The Label Normalization Challenge
The core technical difficulty of MultiFC is that different fact-checking sites use incompatible label vocabularies. A "Misleading" label on Reuters Fact Check is not equivalent to "Misleading" on Snopes — the standards and definitions differ. Models must either:
- Coarse-grain: Map all labels to a 3-class (True/Mixed/False) or 2-class (True/False) taxonomy, losing nuance.
- Site-specific training: Train per-site classifiers that respect each site's internal label definitions.
- Zero-shot transfer: Train on some sites, generalize to unseen sites — testing cross-domain transferability.
Why MultiFC Matters
- Real-world Claims: Unlike FEVER (artificial mutations) or SemEval fact-check tasks (small-scale), MultiFC contains the actual lies and misleading claims that circulate on the internet.
- Domain Breadth: Claims span health misinformation ("vaccines cause autism"), political lying ("crime rates are the highest ever"), scientific denialism, economic falsehoods, and celebrity gossip.
- Metadata Value: Speaker identity is a strong signal — a politician during an election cycle, a conspiracy theorist's blog, or a peer-reviewed journal all carry different prior credibility.
- Label Distribution: Heavy class imbalance (more claims rated False than True in political fact-checking) forces models to handle realistic data distributions.
- Cross-lingual Extension: The dataset includes some non-English sources, opening paths to multilingual misinformation research.
Model Approaches
Text-Only Baselines:
- Fine-tune BERT/RoBERTa on claim text alone.
- Performance: ~55-65% 3-class accuracy — revealing that claims alone are often insufficient.
Metadata-Enhanced Models:
- Add speaker embeddings, site-specific label embeddings, publication date features.
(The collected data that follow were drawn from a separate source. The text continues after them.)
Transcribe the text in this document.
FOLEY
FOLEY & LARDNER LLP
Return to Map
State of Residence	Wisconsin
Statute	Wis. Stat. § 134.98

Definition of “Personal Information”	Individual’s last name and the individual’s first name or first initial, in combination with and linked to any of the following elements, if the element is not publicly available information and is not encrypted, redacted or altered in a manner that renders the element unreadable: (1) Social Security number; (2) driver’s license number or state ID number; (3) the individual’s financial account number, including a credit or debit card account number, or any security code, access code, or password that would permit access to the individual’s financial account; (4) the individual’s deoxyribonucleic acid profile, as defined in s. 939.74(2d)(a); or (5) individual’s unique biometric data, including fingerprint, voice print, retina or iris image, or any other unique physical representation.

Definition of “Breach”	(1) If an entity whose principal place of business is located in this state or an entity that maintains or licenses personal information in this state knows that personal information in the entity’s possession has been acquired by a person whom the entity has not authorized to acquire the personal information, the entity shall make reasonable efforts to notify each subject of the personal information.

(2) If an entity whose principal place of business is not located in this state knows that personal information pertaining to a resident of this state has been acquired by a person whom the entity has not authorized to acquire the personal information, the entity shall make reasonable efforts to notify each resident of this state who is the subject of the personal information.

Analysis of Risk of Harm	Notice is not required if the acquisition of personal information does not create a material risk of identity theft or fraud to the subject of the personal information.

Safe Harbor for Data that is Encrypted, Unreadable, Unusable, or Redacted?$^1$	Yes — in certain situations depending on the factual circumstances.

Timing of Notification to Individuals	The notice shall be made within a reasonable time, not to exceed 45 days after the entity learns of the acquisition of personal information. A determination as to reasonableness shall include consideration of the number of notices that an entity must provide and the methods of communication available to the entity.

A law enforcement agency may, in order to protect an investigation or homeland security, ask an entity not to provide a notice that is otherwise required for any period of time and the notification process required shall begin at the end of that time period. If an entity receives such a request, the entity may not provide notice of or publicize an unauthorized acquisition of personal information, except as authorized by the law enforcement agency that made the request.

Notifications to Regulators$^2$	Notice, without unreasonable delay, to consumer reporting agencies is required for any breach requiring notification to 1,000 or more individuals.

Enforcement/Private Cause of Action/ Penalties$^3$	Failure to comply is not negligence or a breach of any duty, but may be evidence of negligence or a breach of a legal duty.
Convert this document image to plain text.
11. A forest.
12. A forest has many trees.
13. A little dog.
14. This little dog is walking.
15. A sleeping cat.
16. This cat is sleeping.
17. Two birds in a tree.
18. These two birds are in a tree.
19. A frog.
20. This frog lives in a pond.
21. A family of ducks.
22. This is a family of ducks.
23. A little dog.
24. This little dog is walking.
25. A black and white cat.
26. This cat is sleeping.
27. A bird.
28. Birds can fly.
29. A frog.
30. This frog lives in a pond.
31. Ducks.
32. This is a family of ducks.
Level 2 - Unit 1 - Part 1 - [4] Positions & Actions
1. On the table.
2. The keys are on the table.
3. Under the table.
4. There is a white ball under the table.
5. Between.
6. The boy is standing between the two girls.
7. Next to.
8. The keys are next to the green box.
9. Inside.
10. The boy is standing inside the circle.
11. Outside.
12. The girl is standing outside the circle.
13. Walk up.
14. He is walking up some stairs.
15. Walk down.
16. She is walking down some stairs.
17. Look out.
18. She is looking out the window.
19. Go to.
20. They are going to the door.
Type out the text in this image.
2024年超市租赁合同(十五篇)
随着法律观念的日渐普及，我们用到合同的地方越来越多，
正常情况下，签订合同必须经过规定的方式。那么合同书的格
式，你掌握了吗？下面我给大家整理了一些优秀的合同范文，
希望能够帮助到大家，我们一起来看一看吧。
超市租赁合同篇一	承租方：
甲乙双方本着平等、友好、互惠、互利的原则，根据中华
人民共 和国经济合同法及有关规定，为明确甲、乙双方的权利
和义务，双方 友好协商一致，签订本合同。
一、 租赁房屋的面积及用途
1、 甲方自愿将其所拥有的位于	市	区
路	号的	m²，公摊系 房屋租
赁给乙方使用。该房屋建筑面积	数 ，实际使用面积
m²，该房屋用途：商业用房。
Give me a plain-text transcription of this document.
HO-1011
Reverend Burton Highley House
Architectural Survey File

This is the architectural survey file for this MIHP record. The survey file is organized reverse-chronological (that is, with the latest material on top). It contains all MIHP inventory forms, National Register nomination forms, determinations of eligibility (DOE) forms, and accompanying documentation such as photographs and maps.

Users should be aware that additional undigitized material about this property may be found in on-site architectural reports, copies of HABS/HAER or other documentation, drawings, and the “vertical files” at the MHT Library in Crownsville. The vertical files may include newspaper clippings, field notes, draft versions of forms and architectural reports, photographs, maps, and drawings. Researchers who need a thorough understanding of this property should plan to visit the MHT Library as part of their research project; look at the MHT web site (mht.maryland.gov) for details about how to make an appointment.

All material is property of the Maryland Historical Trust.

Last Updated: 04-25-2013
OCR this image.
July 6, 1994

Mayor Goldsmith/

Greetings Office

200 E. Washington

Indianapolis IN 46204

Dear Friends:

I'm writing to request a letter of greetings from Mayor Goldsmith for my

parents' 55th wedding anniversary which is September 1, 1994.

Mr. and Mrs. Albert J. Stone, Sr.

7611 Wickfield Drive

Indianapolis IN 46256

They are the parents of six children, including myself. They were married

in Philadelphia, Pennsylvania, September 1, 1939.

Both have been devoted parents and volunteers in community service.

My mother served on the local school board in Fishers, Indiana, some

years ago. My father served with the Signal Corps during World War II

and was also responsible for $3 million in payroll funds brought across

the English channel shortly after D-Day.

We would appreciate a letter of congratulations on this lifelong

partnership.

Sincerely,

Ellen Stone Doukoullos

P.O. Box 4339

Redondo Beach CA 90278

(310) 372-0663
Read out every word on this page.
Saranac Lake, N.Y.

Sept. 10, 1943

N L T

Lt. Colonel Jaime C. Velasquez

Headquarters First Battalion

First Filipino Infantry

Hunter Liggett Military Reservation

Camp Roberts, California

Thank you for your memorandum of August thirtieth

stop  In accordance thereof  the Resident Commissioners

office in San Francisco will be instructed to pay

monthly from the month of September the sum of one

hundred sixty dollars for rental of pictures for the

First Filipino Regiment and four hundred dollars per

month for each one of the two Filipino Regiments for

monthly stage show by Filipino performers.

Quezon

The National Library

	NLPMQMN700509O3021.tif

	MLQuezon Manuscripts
- Improvement: +5-10% accuracy from metadata.
Evidence-Retrieval Models:
- Use the full fact-check article as evidence (cheating on real deployment scenarios).
- Upper bound performance: ~80%+ accuracy.
Comparison to Related Benchmarks
| Feature | FEVER | Climate-FEVER | MultiFC |
|---------|-------|---------------|---------|
| Claims | Artificial | Real (climate) | Real (multi-domain) |
| Labels | 3 standard | 4 | 100+ site-specific |
| Evidence | Wikipedia | Wikipedia | Full fact-check articles |
| Metadata | None | None | Speaker, date, tags |
| Scale | 185k | 1.5k | 36k |
Common Failure Modes
- Label Normalization Errors: A model trained on PolitiFact's "Mostly False" misapplies this label on Snopes when they use it differently.
- Domain Shift: Political fact-checking patterns do not transfer to health misinformation patterns.
- Memorization: Models can memorize speaker → label correlations without understanding the claim content.
Applications
- Social Media Moderation: Scale professional fact-checking by pre-screening viral claims.
- Journalist Tools: Assist reporters by surfacing prior fact-checks of similar claims.
- Platform Policy: Automated label assignment for content warning systems.
MultiFC is the professional fact-checker's dataset — training AI on tens of thousands of real expert verdicts to recognize the patterns, contexts, and metadata signals that distinguish reliable information from coordinated misinformation.